A one-percent, cross-ministry savings order has left Families Minister Karin Prien tasked with finding roughly €350–500 million in reductions, a choice that could reverse prior coalition promises and must be settled before the 2027 budget is finalised.

Overview

  • Late May savings instructions from Finance Minister Lars Klingbeil require all ministries to trim spending by about 1 percent, placing the Families Ministry under pressure to find roughly €350–500 million, with officials already assuming about €350 million could come from Elterngeld.
  • Karin Prien has floated technical options such as shortening benefit duration, lowering payment levels, cutting partner months, or tightening eligibility, but she has not made a final decision.

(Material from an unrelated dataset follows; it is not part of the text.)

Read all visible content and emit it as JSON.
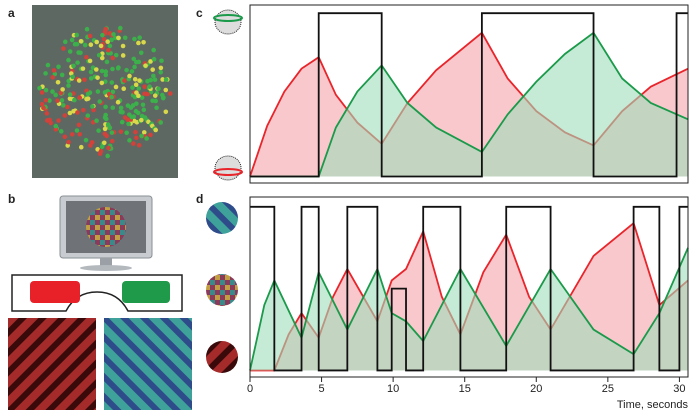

  • Senior SPD figures including Dagmar Schmidt have publicly rejected blanket cuts, while voices inside the CDU and youth wing also warn against broad tinkering, creating an intra-coalition political standoff.
  • Experts warn specific cuts would hit families: Elterngeld is the ministry’s largest item (about €7.5 billion) and served roughly 1.6 million people, and its real value has fallen by about 30–40 percent since 2007 without inflation adjustments.
  • Alternatives under discussion include targeting higher earners, shifting cuts to other subsidies, or finding revenue measures, but the coalition must agree a path before the end-June/early-July budget deadline or risk wider fiscal and political fallout.